Così si è diffuso il coronavirus nel mondo

Dalla Cina al resto del mondo seguendo tre strade diverse: una diretta al cuore dell’Europa, in Germania, una verso gli Stati Uniti e l’ultima, a “due punte”, in direzione Corea del Sud e Australia. Così, secondo le prime ricostruzioni degli esperti, il nuovo coronavirus sarebbe riuscito a diffondersi in giro per il mondo con una velocità di contagio mai vista.

Anche se stiamo parlando di ipotesi, le fonti sono più che attendibili: rinomati medici, prestigiose riviste scientifiche di caratura internazionale e paper di brillanti ricercatori. Ripercorrere la storia del contagio del Covid-19 è molto complicato, considerando che è impossibile tracciare tutti ma proprio tutti gli spostamenti delle persone da dicembre a oggi. In ogni caso la comunità scientifica ha iniziato a trarre le prime conclusioni.

Dalla Cina all’Europa

Come ha fatto il coronavirus ad arrivare in Europa? Partiamo dall’inizio. L’epicentro del contagio si trova a Wuhan, nella provincia dello Hubei, in Cina. Le prime polmoniti misteriose si sono manifestate in questa megalopoli da 11 milioni di abitanti nel dicembre 2019. Il 31 dello stesso mese Pechino ha informato l’Organizzazione mondiale della Sanità (Oms), indicando il mercato ittico di Huanan come possibile origine dell’epidemia.

Il 23 gennaio le autorità locali chiudono l’aeroporto della città e fermano tutti i mezzi di trasporto pubblico: scatta la quarantena. Il 24 gennaio viene registrato il primo contagio di coronavirus in Germania.
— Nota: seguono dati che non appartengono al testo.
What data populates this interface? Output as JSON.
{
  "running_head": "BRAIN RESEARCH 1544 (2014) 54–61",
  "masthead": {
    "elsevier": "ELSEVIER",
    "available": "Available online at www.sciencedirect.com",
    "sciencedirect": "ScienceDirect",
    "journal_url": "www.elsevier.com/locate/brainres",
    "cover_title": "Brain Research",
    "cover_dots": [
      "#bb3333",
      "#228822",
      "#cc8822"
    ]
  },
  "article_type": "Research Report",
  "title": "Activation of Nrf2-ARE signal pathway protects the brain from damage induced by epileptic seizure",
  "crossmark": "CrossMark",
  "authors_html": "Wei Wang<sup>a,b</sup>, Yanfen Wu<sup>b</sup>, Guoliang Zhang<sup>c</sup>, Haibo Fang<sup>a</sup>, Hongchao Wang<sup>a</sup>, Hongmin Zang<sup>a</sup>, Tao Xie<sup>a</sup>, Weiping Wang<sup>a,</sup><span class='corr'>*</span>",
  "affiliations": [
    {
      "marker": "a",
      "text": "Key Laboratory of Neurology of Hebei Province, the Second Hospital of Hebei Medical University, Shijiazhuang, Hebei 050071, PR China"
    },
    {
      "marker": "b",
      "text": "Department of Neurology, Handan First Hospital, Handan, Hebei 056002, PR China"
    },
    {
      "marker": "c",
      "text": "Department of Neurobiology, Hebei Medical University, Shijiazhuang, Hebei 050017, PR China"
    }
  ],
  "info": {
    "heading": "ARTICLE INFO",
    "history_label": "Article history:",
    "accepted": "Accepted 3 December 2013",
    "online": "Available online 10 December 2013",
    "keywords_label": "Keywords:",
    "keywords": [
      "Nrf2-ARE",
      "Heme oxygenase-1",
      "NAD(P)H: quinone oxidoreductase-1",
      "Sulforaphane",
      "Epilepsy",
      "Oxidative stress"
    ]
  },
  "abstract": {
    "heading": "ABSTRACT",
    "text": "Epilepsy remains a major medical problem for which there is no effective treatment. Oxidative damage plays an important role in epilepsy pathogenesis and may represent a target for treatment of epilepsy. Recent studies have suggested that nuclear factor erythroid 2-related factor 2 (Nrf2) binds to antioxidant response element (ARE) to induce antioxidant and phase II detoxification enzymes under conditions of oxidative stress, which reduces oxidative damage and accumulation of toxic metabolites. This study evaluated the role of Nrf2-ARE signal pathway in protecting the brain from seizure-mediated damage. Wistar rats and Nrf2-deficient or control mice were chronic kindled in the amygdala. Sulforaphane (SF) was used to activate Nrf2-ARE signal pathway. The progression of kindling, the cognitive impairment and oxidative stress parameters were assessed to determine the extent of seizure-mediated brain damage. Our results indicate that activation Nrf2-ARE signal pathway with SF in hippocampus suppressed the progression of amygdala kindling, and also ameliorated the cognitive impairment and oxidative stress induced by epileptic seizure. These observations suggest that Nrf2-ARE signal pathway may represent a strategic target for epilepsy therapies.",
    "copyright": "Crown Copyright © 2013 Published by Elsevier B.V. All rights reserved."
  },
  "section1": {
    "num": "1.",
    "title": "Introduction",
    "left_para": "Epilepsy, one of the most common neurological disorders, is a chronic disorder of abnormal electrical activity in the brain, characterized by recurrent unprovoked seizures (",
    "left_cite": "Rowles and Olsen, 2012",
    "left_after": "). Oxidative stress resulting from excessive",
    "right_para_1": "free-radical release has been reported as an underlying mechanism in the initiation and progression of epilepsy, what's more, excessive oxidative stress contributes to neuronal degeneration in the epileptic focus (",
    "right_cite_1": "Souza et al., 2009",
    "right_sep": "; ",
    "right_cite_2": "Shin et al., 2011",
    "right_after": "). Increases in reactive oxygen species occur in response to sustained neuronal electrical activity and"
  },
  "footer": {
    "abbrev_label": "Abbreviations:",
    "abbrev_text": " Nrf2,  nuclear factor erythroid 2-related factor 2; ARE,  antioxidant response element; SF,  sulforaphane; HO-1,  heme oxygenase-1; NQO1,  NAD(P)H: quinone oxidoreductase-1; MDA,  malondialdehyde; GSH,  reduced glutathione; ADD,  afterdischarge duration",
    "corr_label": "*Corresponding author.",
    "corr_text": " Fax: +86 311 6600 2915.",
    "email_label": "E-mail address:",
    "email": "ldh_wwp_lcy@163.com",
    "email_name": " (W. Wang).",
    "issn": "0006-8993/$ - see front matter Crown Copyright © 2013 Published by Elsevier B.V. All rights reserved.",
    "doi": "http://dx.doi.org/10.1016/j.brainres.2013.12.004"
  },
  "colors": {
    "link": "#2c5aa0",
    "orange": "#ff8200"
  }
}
Ecco la pista che porta verso l’Europa.

Dalla Germania al resto d’Europa

Il primo europeo ad aver contratto l’infezione del nuovo coronavirus potrebbe essere un uomo di 33 anni di Monaco, manager di Webasto, un’azienda che conta oltre 50 sedi in tutto il mondo (2 in Italia, a Torino e Bologna) e più di 30 stabilimenti produttivi, 12 dei quali in Cina (uno pure a Wuhan). Per sottolineare l’intensa relazione del colosso con il Dragone, basti pensare che dei 3,5 miliardi complessivi di fatturati ben 1,2 miliardi derivano dal business cinese.

Stando a una lettera di medici tedeschi pubblicata sul New England Journal of Medicine, l’uomo infettato aveva preso parte a una riunione in cui era presente anche una collega cinese, rimasta in Germania dal 19 al 22 gennaio. La signora non accusava alcun sintomo (ha scoperto di essere positiva al Covid-19 solo una volta rientrata in Cina) mentre l’uomo ha manifestato sintomi respiratori e febbre alta il 24 gennaio.

Le sue condizioni sono migliorate e il 27 è tornato al lavoro. Dopo pochi giorni anche vari dipendenti della stessa azienda hanno contratto l’infezione. Da questo focolaio, il coronavirus si sarebbe diffuso nel resto d’Europa, Italia compresa.

Le altre due strade

Del tutto infondata la lettura data in questi giorni da alcuni media, secondo cui l’Italia avrebbe infettato decine di altre nazioni. Le ipotesi dello studio citato vanno in tutt’altra direzione: sarebbe stato il focolaio di Monaco il vero responsabile della diffusione di casi.

Ma attenzione: gli esperti ritengono anche che il nuovo coronavirus possa essere arrivato in Europa dalla Cina portato da centinaia di persone diverse. Ecco perché è del tutto inutile trovare il paziente zero: potrebbero essercene tantissimi.

Per quanto riguarda le altre due strade, quella americana e quella diretta in Oceania, la vicenda è simile a quella capitata in Europa. L’unica eccezione riguarda la Corea del Sud: qui, ad alimentare i contagi, ha contribuito una setta religiosa, la Chiesa di Shincheonji. Una delle sue sedi, infatti, si trova proprio a Wuhan.